19 Rivers State students return from the UK as the government fails to pay their school fees

altABOUT 19 beneficiaries of the Rivers State Overseas Scholarship Scheme have returned home from the United Kingdom without completing their programme because the government has failed to pay their school fees.

 

More than any other state in Nigeria, Rivers State has thousands of pupils studying internationally as former governor Rotimi Amaechi used scholarships as a major plank of his education policy. Every year, his administration sent about 300 students to the UK and Canada on scholarship but with the change of government, it appears that the programme is now under threat. 

 

Governor Nyesom Wike took over as Rivers State governor on May 29 and it appears that like Governor Amaechi before him, he has also failed to remit the fees. As a result, several of the Rivers State students in various universities in the UK faced deportation as they were unable to resume their academic pursuits and subsequently their visas.

 

Some of the students have now returned to Nigeria to avoid deportation after the expiration of the deadline for the payment of their school fees and accommodation allowances. Kingsley Uranta of the Rivers State Sustainable Development Agency (RSSDA) said that Governor Nyesom Wike, had released some funds to offset the amount owed by the students but the money did not reach the students before the expiration of the deadline for the payment of their tuition fees.

 

According to the RSSDA, the registration of the 19 students from the universities of Huddersfield, Brighton and Nottingham Trent had been deferred until 2016. Mr Uranta explained that the agency had confirmed from the aforementioned universities that the students could return to the institutions next year.

 

Mr Uranta added: “The governor of Rivers State, Chief Nyesom Wike, recently released some funds to pay tuition fees, upkeep and accommodation allowances for some of our students and their universities.
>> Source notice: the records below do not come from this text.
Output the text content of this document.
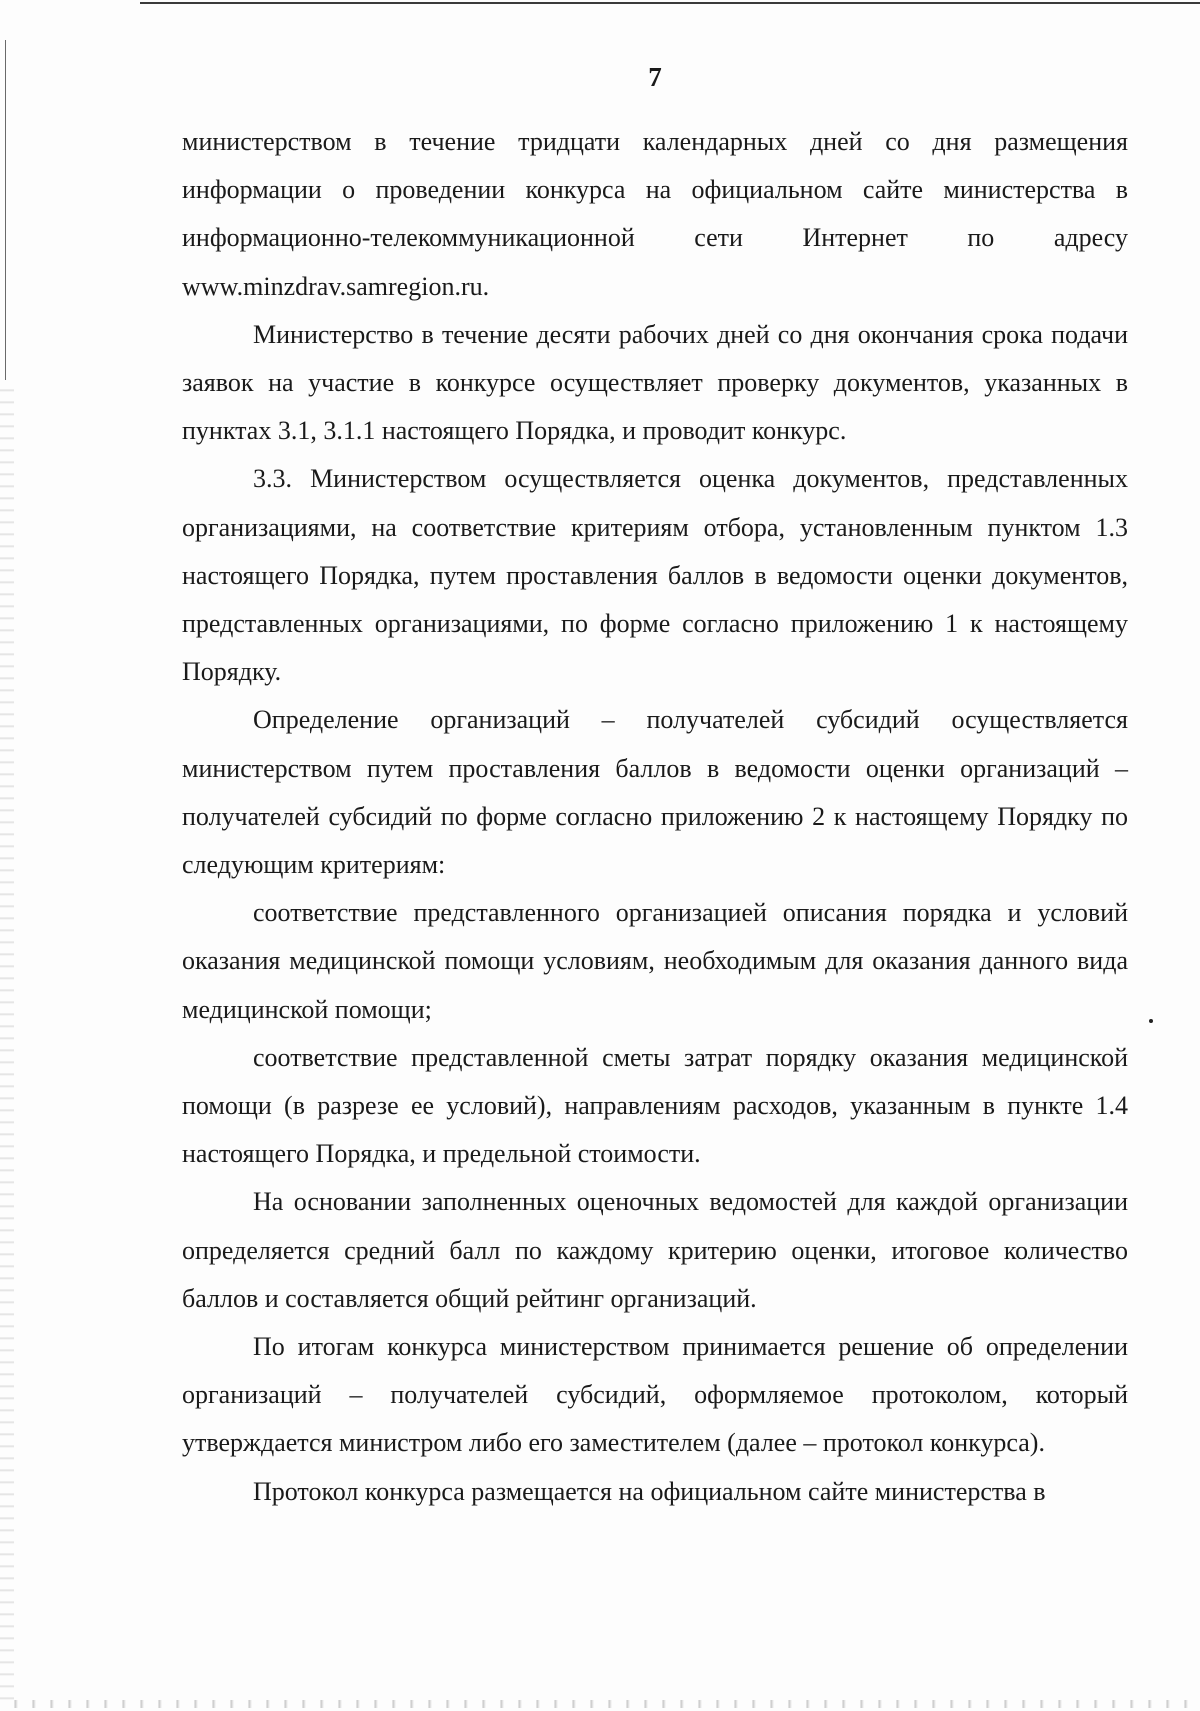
7

министерством в течение тридцати календарных дней со дня размещения информации о проведении конкурса на официальном сайте министерства в информационно-телекоммуникационной сети Интернет по адресу www.minzdrav.samregion.ru.

Министерство в течение десяти рабочих дней со дня окончания срока подачи заявок на участие в конкурсе осуществляет проверку документов, указанных в пунктах 3.1, 3.1.1 настоящего Порядка, и проводит конкурс.

3.3. Министерством осуществляется оценка документов, представленных организациями, на соответствие критериям отбора, установленным пунктом 1.3 настоящего Порядка, путем проставления баллов в ведомости оценки документов, представленных организациями, по форме согласно приложению 1 к настоящему Порядку.

Определение организаций – получателей субсидий осуществляется министерством путем проставления баллов в ведомости оценки организаций – получателей субсидий по форме согласно приложению 2 к настоящему Порядку по следующим критериям:

соответствие представленного организацией описания порядка и условий оказания медицинской помощи условиям, необходимым для оказания данного вида медицинской помощи;

соответствие представленной сметы затрат порядку оказания медицинской помощи (в разрезе ее условий), направлениям расходов, указанным в пункте 1.4 настоящего Порядка, и предельной стоимости.

На основании заполненных оценочных ведомостей для каждой организации определяется средний балл по каждому критерию оценки, итоговое количество баллов и составляется общий рейтинг организаций.

По итогам конкурса министерством принимается решение об определении организаций – получателей субсидий, оформляемое протоколом, который утверждается министром либо его заместителем (далее – протокол конкурса).

Протокол конкурса размещается на официальном сайте министерства в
However, for the UK in particular, the deadline for the payment elapsed before the fees could get to them.

 

As a result, the registration of 19 students for 2015/16 in the universities of Huddersfield (11), Brighton (3) and Nottingham Trent (5) have been deferred to 2016. Sadly, the 19 students who have now left the UK to avoid infringing on their immigration status and be deported are expected to arrive in Nigeria today, Thursday October 22, 2015."

 

Earlier this year, several if the students had protested outside the Nigerian high commission in the UK demanding that the mission come to their aid. They were received by the acting Nigerian high commissioner to the UK, Ambassador Olukunle Bamgbose, who wrote to the Rivers State government that it expedite action  on the school fee payment.